Yarwood notes this “differential access” to confidential data is normally very difficult to achieve by traditional access and security systems.

“What archTIS have done is move towards information sharing at the attribute level as opposed to role based access control. This means you can have a finer granularity around accessing the data as opposed to just having one individual given security clearance,” Yarwood said.

“With archTIS, you can actually define at the individual component level, which granular part of information can be shared between different actors in the in the sharing environment.”



Sticky nature of software commands a premium position

According to Yarwood, the complexity and scale of government defence projects represent a long tail horizon for archTIS to capitalise on, as opposed to the shorter-term project-based architecture of ACONEX.

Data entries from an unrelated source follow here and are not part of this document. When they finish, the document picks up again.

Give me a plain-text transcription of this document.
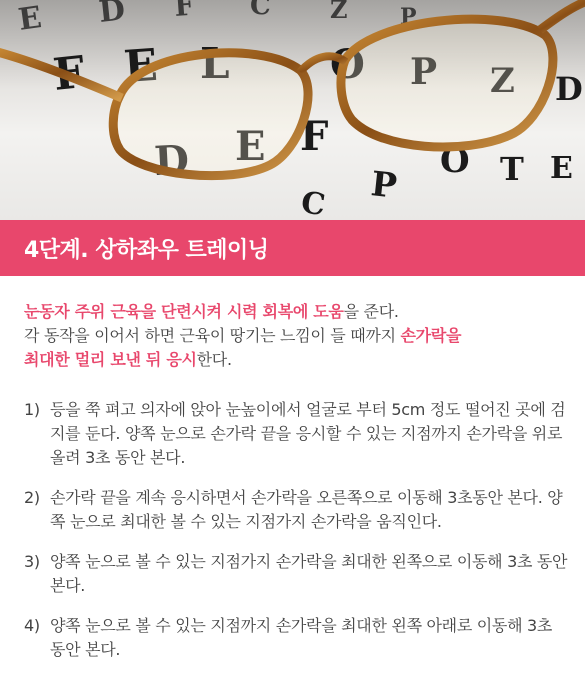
4단계. 상하좌우 트레이닝
눈동자 주위 근육을 단련시켜 시력 회복에 도움을 준다.
각 동작을 이어서 하면 근육이 땅기는 느낌이 들 때까지 손가락을
최대한 멀리 보낸 뒤 응시한다.
1) 등을 쭉 펴고 의자에 앉아 눈높이에서 얼굴로 부터 5cm 정도 떨어진 곳에 검지를 둔다. 양쪽 눈으로 손가락 끝을 응시할 수 있는 지점까지 손가락을 위로 올려 3초 동안 본다.
2) 손가락 끝을 계속 응시하면서 손가락을 오른쪽으로 이동해 3초동안 본다. 양쪽 눈으로 최대한 볼 수 있는 지점가지 손가락을 움직인다.
3) 양쪽 눈으로 볼 수 있는 지점가지 손가락을 최대한 왼쪽으로 이동해 3초 동안 본다.
4) 양쪽 눈으로 볼 수 있는 지점까지 손가락을 최대한 왼쪽 아래로 이동해 3초 동안 본다.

Yarwood believes unlike ACONEX, archTIS’ proposition could offer a greater degree of stickiness with government departments less prone to cease the software’s implementation after a project completes.

“When you look at some of these defence projects [such as] building a submarine with a very complex supply chain or looking at government software more generally, once it’s embedded in the decision-making processes, I don’t think it’s retired easily,” he said.

“AR9’s product development strategy is also about adding more features which we see as translating to an increasing average revenue per user over time.”


Strong markets

PAC Partners highlights two key market segments archTIS is targeting as it looks to build its subscription-based revenue model.

Government – Yarwood highlights recent contracts secured with the Attorney General’s department and with Australia’s national criminal intelligence body, calling them a “potential game changer” for the company.

He points to the potential for the company’s Kojensi product to becomes the platform of choice for government agencies, as well as their industry partners and suppliers and the strong position that places archTIS in.

“AR9 is poised for commercial success and we rate the stock a BUY and see material uplift in valuation if its premier Kojensi platform is rolled out by ACIC,” Yarwood said in his report.

“Should Kojensi Gov be rolled out as the de-facto solution for ACIC there is material upside to our valuation (addressable market of 70,000 users).”

Defence – According to PAC Partners, defence will be the main driver for opening up secondary markets with multi-year projects necessitating collaboration with a range of industry suppliers and partners.

The Federal Government flagged increased spending in the 2019-20 budget and pledged to spend up to $175 billion over the next decade.



The PAC Partners Equity Research valuation is based on a discounted cash-flow (DCF) model factoring in assumptions around user growth.

Future cashflows are sourced from two income streams — subscription revenue and multi-user deals.

While archTIS has a well-established track record working in consulting to government, Yarwood notes this is the company’s first big foray into a SaaS-based product roll out and may require new skills and capabilities to sustain the company as it looks to scale up the SaaS business.

The reports flags that, like most early stage companies, a substantial part of archTIS’ commercial success will come down to its ability to protect its intellectual property and operate without infringing the proprietary rights third parties.

The calculations resulted in an indicative DCF valuation for archTIS of 21 cents per share, commanding a 55 per cent upside.

This valuation was determined using ARPU of $65 and contingent on the company onboarding 3000 users per annum between FY22 and FY25.


The views, information, or opinions expressed in the interviews in this article are solely those of the interviewees and do not represent the views of Stockhead. Stockhead does not provide, endorse or otherwise assume responsibility for any financial product advice contained in this article.